I decided to dive in to the internals again to investigate. The caiman air tube is a two piece affair with a plenum, valve and transfer port in one piece that screws into the main air tube such that the threads on the plenum piece intersect with a breathing hole for the reg that is drilled into the air tube. A pretty common design that allows the reg to vent to atmosphere through the threads. The reg itself press fits into the plenum and is sealed at its distal end by an Oring inside the plenum and at its proximal end by another Oring that sits in the air tube beyond its vent hole. So the idea is that the reg can vent between those two Orings and air can escape through the threads. To facilitate this goal, Airmaks put a chamfer on the shoulder of the plenum where the regulator presses into it, such that air can escape from the reg vent hole and pass into the threads. However, there is a collar on the regulator that allows it to be pressed firmly against the (very flat and smooth) end of the plenum once the tube is filled with high pressure air. The underlying assumption here must be that these two metal surfaces can’t generate a good enough seal to prevent air from passing into the threads and venting. However, my inspection of the system indicates that this is the only potential design flaw that could lead to a failure to vent. Fortunately, I could see a very simple and low risk fix for this “putative” issue that essential amounts to roughing up this joint such that it can’t provide a seal. So I set about filing a small groove at the end of the plenum (which the reg collar presses against) so that it can’t possibly be air tight. This should allow air to escape through the gap and access the threads and subsequently, the air tube breathing hole. Lo and behold, it has been working like a charm with the gun shooting at 920fps from 300bar to 120bar. I’ve tested 8 refills over the course of the past 5 days and there has been absolutely no hint of the problem. I’ve also replicated the original problem by artificially sealing the tube vent hole. Sure enough the descending shot speed returned (in a more aggressive form). Removing the seal then relieves the problem. Therefore, at this point, I’m very confident in my findings and proposed fix. It works with either the original or Lane reg and I suspect that it’ll work without any of the other fixes that I documented in my original thread.

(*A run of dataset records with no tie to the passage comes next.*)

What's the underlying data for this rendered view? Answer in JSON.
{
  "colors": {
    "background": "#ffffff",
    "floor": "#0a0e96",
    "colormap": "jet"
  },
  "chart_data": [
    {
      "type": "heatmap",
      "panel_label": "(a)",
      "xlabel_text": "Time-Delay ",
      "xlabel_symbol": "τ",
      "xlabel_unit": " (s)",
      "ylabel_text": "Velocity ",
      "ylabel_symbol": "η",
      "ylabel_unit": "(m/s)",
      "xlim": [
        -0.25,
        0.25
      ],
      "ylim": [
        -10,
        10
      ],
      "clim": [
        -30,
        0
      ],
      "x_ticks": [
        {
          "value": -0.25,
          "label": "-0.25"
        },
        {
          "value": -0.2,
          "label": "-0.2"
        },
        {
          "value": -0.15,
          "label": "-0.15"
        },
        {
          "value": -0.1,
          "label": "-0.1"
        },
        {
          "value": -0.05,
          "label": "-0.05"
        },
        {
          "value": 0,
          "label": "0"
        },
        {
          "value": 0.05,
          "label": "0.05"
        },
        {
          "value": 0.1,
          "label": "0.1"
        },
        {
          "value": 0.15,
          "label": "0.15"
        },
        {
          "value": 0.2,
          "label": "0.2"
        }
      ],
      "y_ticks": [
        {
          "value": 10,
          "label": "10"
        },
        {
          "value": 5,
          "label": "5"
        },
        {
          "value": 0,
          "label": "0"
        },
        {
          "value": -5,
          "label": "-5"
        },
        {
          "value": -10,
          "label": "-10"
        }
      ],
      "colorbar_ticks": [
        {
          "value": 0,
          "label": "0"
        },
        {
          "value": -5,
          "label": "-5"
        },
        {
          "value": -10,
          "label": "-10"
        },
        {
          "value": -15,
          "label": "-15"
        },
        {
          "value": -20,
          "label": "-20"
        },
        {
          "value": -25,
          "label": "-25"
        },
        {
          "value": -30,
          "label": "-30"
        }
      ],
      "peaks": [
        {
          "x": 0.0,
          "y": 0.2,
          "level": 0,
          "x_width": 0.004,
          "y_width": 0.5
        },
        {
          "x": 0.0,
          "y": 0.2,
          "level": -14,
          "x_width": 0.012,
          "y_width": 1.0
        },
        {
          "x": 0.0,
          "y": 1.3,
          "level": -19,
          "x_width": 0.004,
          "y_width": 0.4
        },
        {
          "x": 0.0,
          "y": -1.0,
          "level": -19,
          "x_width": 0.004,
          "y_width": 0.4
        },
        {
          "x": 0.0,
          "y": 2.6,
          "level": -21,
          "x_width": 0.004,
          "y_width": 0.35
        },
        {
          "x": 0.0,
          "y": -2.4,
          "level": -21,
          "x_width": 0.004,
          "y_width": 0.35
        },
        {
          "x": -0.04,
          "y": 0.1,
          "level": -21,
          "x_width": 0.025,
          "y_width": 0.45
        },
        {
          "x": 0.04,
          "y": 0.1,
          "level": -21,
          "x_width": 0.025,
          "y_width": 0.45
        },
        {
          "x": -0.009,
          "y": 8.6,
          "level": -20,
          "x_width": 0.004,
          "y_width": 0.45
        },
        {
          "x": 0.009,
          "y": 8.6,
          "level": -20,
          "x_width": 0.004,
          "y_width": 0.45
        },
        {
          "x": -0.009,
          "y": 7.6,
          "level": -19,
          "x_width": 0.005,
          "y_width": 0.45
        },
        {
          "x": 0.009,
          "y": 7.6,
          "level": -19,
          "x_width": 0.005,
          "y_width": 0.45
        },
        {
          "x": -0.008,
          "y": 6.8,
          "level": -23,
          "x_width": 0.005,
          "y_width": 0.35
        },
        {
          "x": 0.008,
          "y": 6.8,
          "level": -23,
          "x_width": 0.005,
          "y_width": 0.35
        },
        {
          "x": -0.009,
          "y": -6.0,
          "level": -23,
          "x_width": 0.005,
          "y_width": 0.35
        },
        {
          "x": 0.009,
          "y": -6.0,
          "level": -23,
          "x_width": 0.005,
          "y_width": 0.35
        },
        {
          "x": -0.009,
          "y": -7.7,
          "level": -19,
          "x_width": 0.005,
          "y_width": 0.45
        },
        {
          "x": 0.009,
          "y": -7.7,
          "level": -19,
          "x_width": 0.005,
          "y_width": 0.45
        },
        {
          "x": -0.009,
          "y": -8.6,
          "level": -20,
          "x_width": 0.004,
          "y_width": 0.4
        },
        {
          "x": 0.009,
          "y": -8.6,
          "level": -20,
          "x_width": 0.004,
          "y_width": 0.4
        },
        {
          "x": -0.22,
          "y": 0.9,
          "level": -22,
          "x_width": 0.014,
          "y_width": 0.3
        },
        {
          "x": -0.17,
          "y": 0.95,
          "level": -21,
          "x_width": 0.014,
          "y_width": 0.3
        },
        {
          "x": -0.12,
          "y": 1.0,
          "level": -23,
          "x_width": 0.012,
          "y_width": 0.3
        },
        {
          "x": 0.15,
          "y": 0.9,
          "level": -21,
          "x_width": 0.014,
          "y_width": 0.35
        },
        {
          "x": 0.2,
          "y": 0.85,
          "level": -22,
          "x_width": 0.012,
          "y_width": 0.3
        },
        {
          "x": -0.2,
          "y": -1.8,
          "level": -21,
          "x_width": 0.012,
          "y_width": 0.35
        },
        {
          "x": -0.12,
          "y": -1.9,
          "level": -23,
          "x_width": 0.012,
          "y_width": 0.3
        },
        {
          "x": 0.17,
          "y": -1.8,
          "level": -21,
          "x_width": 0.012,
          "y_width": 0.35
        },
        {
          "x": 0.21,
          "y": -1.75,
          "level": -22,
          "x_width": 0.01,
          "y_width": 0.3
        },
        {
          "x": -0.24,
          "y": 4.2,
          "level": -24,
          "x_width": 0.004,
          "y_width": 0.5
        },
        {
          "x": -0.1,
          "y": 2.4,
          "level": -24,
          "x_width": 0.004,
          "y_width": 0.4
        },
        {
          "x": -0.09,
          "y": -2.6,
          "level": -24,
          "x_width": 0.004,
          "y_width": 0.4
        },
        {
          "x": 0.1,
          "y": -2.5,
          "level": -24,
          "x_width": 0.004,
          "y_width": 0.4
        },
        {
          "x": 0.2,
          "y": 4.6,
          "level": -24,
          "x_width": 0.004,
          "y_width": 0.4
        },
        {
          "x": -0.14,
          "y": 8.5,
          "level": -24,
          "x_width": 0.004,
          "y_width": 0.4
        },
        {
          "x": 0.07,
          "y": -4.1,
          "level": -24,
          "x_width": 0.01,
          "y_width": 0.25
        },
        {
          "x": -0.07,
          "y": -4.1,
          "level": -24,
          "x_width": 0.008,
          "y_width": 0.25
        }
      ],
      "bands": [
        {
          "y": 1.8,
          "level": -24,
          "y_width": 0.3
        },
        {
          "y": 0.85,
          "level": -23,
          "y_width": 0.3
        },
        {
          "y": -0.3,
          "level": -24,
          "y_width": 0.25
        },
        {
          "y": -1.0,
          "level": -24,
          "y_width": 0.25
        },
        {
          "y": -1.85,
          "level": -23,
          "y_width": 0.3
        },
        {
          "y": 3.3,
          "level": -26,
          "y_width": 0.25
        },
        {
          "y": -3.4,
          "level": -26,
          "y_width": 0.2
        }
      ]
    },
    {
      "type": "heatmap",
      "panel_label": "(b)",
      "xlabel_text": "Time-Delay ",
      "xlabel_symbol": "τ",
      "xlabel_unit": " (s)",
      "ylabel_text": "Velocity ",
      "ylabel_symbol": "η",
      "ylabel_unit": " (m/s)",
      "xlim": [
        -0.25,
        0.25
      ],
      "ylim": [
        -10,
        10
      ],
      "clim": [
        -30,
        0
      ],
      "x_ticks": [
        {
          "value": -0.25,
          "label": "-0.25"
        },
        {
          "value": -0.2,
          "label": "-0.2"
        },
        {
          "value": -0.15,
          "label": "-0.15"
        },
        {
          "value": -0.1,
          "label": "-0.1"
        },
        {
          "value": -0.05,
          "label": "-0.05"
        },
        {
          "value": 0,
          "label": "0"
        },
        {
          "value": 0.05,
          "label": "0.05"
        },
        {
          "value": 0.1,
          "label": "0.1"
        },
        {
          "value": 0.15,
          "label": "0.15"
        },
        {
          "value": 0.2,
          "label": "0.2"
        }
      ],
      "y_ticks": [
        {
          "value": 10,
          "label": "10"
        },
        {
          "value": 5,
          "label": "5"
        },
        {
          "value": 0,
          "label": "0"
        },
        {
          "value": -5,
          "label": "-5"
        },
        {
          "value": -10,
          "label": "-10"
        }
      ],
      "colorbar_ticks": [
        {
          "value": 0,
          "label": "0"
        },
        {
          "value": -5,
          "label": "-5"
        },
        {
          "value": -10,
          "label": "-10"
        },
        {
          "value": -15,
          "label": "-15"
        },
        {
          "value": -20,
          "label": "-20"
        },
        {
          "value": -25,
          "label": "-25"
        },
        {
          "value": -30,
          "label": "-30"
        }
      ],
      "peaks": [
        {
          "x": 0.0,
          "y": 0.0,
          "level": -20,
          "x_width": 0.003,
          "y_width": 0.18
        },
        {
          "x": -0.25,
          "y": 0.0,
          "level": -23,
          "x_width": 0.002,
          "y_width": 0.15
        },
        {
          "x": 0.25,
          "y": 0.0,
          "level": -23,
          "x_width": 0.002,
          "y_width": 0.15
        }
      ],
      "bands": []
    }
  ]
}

I realize that the Caimans are not the most popular bullpups out there, but if you’re saddled with one that has this affliction, this free and easy fix might be worth a shot. All you need to do is degas and remove the air tube, unscrew the plenum (the reg will remain stuck in the air tube), file a tiny slot into the end of the plenum (just before the threads begin) and put things back together. It’s a 15 min job and you don’t have to mess with the reg settings or retune.

On the following schematic the little slot is filed at the end of the plenum, exactly where the number (21) is shown:


Finally, I also know that some Caiman owners don’t seem to have this issue. MikeVV, on here, for example… Based on my discoveries, I would posit that some guns may have plenums that aren’t machined perfectly and therefore don’t generate an air tight seal against the collar of the reg.
Hi weevil, thank you so much for the valuable posting.

Is there any leakage after you made small groove in the end of tube? Even small leakage from the air bottle?